Bhojpuri as an Evangelical Medium

My love for reading and interest in Bhojpuri took me to an academic paper presented by Professor Surendra Gambhir of the University of Pennsylvania at the Second World Bhojpuri Convention in February 2000 at the Mahatma Gandhi Institute. What is amazing is the fact that “Bhojpuri has captured the interest of many administrators, researchers and religious leaders all for different reasons.”

According to Prof Gambhir, as far back as 1985, the US Department of Education published a list of 169 languages that the US Government considered to be ‘critical’ for scientific research or security interests of a national or economic kind. They included Bhojpuri and Hindi separately in this list.

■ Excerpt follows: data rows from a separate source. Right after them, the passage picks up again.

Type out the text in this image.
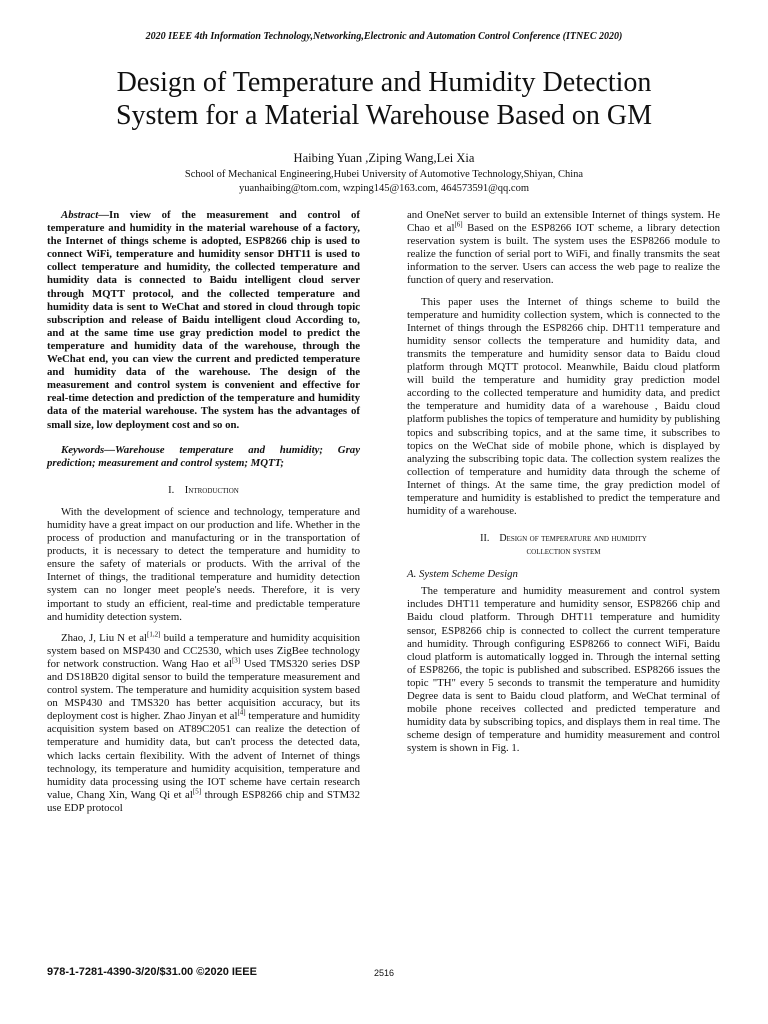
2020 IEEE 4th Information Technology,Networking,Electronic and Automation Control Conference (ITNEC 2020)
Design of Temperature and Humidity Detection
System for a Material Warehouse Based on GM
Haibing Yuan ,Ziping Wang,Lei Xia
School of Mechanical Engineering,Hubei University of Automotive Technology,Shiyan, China
yuanhaibing@tom.com, wzping145@163.com, 464573591@qq.com

Abstract—In view of the measurement and control of temperature and humidity in the material warehouse of a factory, the Internet of things scheme is adopted, ESP8266 chip is used to connect WiFi, temperature and humidity sensor DHT11 is used to collect temperature and humidity, the collected temperature and humidity data is connected to Baidu intelligent cloud server through MQTT protocol, and the collected temperature and humidity data is sent to WeChat and stored in cloud through topic subscription and release of Baidu intelligent cloud According to, and at the same time use gray prediction model to predict the temperature and humidity data of the warehouse, through the WeChat end, you can view the current and predicted temperature and humidity data of the warehouse. The design of the measurement and control system is convenient and effective for real-time detection and prediction of the temperature and humidity data of the material warehouse. The system has the advantages of small size, low deployment cost and so on.

Keywords—Warehouse temperature and humidity; Gray prediction; measurement and control system; MQTT;

I. Introduction

With the development of science and technology, temperature and humidity have a great impact on our production and life. Whether in the process of production and manufacturing or in the transportation of products, it is necessary to detect the temperature and humidity to ensure the safety of materials or products. With the arrival of the Internet of things, the traditional temperature and humidity detection system can no longer meet people's needs. Therefore, it is very important to study an efficient, real-time and predictable temperature and humidity detection system.

Zhao, J, Liu N et al[1,2] build a temperature and humidity acquisition system based on MSP430 and CC2530, which uses ZigBee technology for network construction. Wang Hao et al[3] Used TMS320 series DSP and DS18B20 digital sensor to build the temperature measurement and control system. The temperature and humidity acquisition system based on MSP430 and TMS320 has better acquisition accuracy, but its deployment cost is higher. Zhao Jinyan et al[4] temperature and humidity acquisition system based on AT89C2051 can realize the detection of temperature and humidity data, but can't process the detected data, which lacks certain flexibility. With the advent of Internet of things technology, its temperature and humidity acquisition, temperature and humidity data processing using the IOT scheme have certain research value, Chang Xin, Wang Qi et al[5] through ESP8266 chip and STM32 use EDP protocol

and OneNet server to build an extensible Internet of things system. He Chao et al[6] Based on the ESP8266 IOT scheme, a library detection reservation system is built. The system uses the ESP8266 module to realize the function of serial port to WiFi, and finally transmits the seat information to the server. Users can access the web page to realize the function of query and reservation.

This paper uses the Internet of things scheme to build the temperature and humidity collection system, which is connected to the Internet of things through the ESP8266 chip. DHT11 temperature and humidity sensor collects the temperature and humidity data, and transmits the temperature and humidity sensor data to Baidu cloud platform through MQTT protocol. Meanwhile, Baidu cloud platform will build the temperature and humidity gray prediction model according to the collected temperature and humidity data, and predict the temperature and humidity data of a warehouse , Baidu cloud platform publishes the topics of temperature and humidity by publishing topics and subscribing topics, and at the same time, it subscribes to topics on the WeChat side of mobile phone, which is displayed by analyzing the subscribing topic data. The collection system realizes the collection of temperature and humidity data through the scheme of Internet of things. At the same time, the gray prediction model of temperature and humidity is established to predict the temperature and humidity of a warehouse.

II. Design of temperature and humidity
collection system
A. System Scheme Design

The temperature and humidity measurement and control system includes DHT11 temperature and humidity sensor, ESP8266 chip and Baidu cloud platform. Through DHT11 temperature and humidity sensor, ESP8266 chip is connected to collect the current temperature and humidity. Through configuring ESP8266 to connect WiFi, Baidu cloud platform is automatically logged in. Through the internal setting of ESP8266, the topic is published and subscribed. ESP8266 issues the topic "TH" every 5 seconds to transmit the temperature and humidity Degree data is sent to Baidu cloud platform, and WeChat terminal of mobile phone receives collected and predicted temperature and humidity data by subscribing topics, and displays them in real time. The scheme design of temperature and humidity measurement and control system is shown in Fig. 1.

978-1-7281-4390-3/20/$31.00 ©2020 IEEE	2516
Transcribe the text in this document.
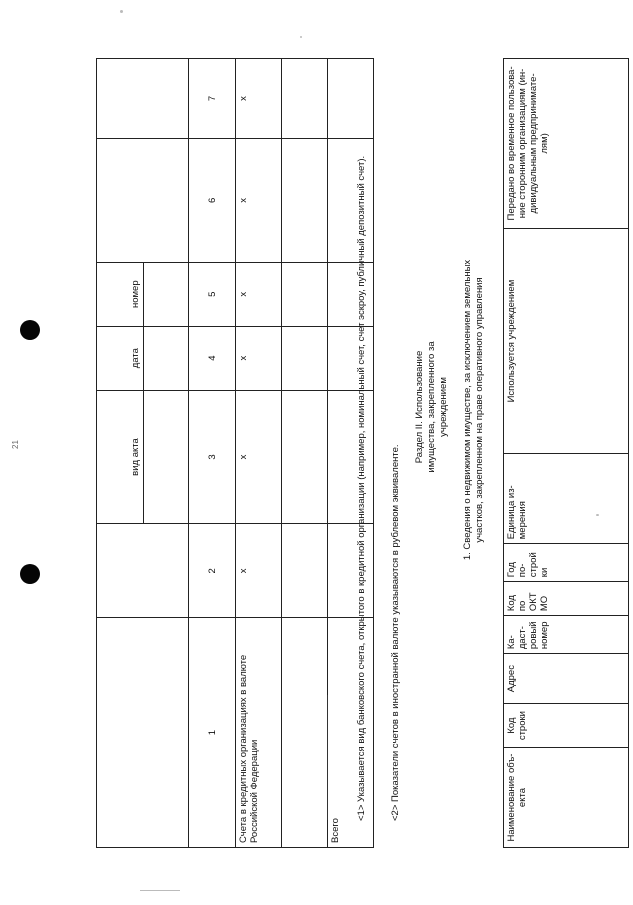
21
			вид акта	дата	номер		

1	2	3	4	5	6	7
Счета в кредитных организациях в валюте Российской Федерации	х	х	х	х	х	х

Всего						
<1> Указывается вид банковского счета, открытого в кредитной организации (например, номинальный счет, счет эскроу, публичный депозитный счет). <2> Показатели счетов в иностранной валюте указываются в рублевом эквиваленте.
Раздел II. Использование имущества, закрепленного за учреждением 1. Сведения о недвижимом имуществе, за исключением земельных участков, закрепленном на праве оперативного управления
Наименование объ- екта	Код строки	Адрес	Ка- даст- ровый номер	Код по ОКТ МО	Год по- строй ки	Единица из- мерения	Используется учреждением	Передано во временное пользова- ние сторонним организациям (ин- дивидуальным предпринимате- лям)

Another revealing part of Professor Gambhir’s paper is the following: “Bhojpuri is mentioned separately in a project of Christian evangelists.” The Joshua Project 2000 focuses on some 2000 communities around the world which evangelists view as needing a ‘church planting movement.’ Evangelists in this context seem to be interested in Bhojpuri-speaking communities, whom they consider as a soft spot for conversion to Christianity.